What is Sharding in Blockchain?

The ‘sharding’ is a method by which the processing and storage load is partitioned and distributed throughout a peer-to-peer (P2P) network.

One of the challenges of the blockchain, and other networks based on the same idea of ​​the block chain, is its scalability: expand and expand those distributed networks to address the growing commercial interest without affecting performance. And the rule is simple: as more teams join a network in which all nodes are equal to each other, the effectiveness of the entire system tends to degrade.

This problem of scalability is already being experienced by both bitcoin and Ether (based on the Ethereum network), so it is becoming urgent to find a solution that allows these networks to be extended without limit. That’s where the term we unravel today comes into play: ‘sharding’.

The ‘sharding’ (which we could translate into Spanish as partitioning) is a method by which the processing and storage load is partitioned and distributed throughout a peer-to-peer (P2P) network.
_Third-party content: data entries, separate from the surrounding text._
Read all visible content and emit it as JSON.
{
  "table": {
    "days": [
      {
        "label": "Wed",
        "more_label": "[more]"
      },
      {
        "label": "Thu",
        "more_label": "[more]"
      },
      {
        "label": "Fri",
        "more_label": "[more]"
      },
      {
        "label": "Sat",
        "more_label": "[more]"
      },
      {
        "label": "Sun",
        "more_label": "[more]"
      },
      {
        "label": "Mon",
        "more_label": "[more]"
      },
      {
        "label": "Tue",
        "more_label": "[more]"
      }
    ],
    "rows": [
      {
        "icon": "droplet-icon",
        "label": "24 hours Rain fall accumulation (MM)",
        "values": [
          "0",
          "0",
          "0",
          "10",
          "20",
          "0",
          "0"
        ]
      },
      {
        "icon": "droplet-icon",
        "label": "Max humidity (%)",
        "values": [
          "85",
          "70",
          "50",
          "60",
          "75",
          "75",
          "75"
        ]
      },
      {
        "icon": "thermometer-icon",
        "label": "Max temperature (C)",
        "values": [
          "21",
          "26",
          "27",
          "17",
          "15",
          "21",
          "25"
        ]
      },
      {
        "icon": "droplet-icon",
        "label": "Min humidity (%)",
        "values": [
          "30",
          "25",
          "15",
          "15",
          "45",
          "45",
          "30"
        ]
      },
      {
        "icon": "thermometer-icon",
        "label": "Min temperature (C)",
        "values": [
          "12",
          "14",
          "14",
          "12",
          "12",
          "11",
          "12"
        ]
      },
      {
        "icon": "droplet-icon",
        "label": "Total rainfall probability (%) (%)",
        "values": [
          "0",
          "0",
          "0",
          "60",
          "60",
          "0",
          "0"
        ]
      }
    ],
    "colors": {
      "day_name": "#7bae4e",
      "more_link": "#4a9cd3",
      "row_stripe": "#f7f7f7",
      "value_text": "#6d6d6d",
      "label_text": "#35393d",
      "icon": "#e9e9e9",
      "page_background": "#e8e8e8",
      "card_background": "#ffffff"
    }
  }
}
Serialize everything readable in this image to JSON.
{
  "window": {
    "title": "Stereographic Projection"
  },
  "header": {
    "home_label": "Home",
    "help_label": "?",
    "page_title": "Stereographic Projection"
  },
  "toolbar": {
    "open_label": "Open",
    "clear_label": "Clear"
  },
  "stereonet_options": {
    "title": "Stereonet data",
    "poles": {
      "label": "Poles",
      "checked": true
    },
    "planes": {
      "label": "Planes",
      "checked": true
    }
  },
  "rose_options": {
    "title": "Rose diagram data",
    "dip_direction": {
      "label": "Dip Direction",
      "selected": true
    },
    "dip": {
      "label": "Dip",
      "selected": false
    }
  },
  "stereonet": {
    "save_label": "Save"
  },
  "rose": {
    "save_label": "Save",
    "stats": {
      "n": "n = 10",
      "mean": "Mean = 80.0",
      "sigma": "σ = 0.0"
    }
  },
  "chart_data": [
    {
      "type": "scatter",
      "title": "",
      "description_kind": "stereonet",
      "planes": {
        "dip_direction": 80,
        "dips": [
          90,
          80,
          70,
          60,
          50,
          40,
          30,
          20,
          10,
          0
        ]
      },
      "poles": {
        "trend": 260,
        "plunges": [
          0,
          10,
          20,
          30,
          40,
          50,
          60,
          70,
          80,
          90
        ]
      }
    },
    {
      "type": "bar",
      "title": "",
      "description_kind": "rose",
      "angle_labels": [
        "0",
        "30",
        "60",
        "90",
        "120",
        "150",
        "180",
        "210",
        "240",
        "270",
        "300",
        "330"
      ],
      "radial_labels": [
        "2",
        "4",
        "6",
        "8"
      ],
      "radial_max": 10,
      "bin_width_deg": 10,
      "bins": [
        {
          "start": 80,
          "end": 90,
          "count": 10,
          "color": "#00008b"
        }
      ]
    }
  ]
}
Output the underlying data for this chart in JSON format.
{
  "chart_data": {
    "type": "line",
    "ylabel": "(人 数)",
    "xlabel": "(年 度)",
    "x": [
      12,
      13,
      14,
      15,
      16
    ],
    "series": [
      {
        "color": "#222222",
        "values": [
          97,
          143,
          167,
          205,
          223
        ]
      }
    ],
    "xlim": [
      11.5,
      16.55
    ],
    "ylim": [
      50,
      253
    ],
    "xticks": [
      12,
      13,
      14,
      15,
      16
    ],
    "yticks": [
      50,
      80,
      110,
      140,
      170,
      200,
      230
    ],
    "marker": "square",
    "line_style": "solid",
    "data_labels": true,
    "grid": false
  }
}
In this way, it is achieved that the nodes are not forced to process all the transactional load of the network, but only that related to the corresponding fragment.

Of course, that partitioned information – which can already be seen in traditional databases – can be shared with other nodes, so that the principles of decentralization, immutability and security that characterizes the blockchain are maintained.

The main difference lies in the consensus needed to validate a transaction: in a traditional blockchain, each authentication node registers all the data in the chain and is part of the consensus process. In large block chains, such as bitcoin, most participating nodes must authenticate new transactions and record that information if it is added to the general ledger.

That makes completing each transaction is slow and arduous, saying that the bitcoin network can barely process between 3 and 7 transactions per second. Ethereum, something more advanced, allows to process between 10 and 30 transactions per second. For comparison, conventional platforms that support credit card operators manage more than 1,500 transactions per second.

But with the ‘sharding’ thing changes: every single user account is equivalent to a fragment, and the accounts can only make transactions with other accounts in the same fragment. This allows many parallel transactions to run at the same time, with a separate protocol that allows each of these fragments to be communicated throughout the network.

Who is using it?

Although it is still a concept in diapers within the world of blockchain (with concerns about solving the security of this model), some platforms have already announced that they are exploring their possibilities.

For example, last year, Ethereum began to explore ways to increase the performance of its network, mainly through ‘sharding’.

In turn, seven universities united in the Distributed Technology Research Foundation (DTR) are developing a cryptocurrency network that solves the problems of scalability and blockchain performance through this principle of fragmentation.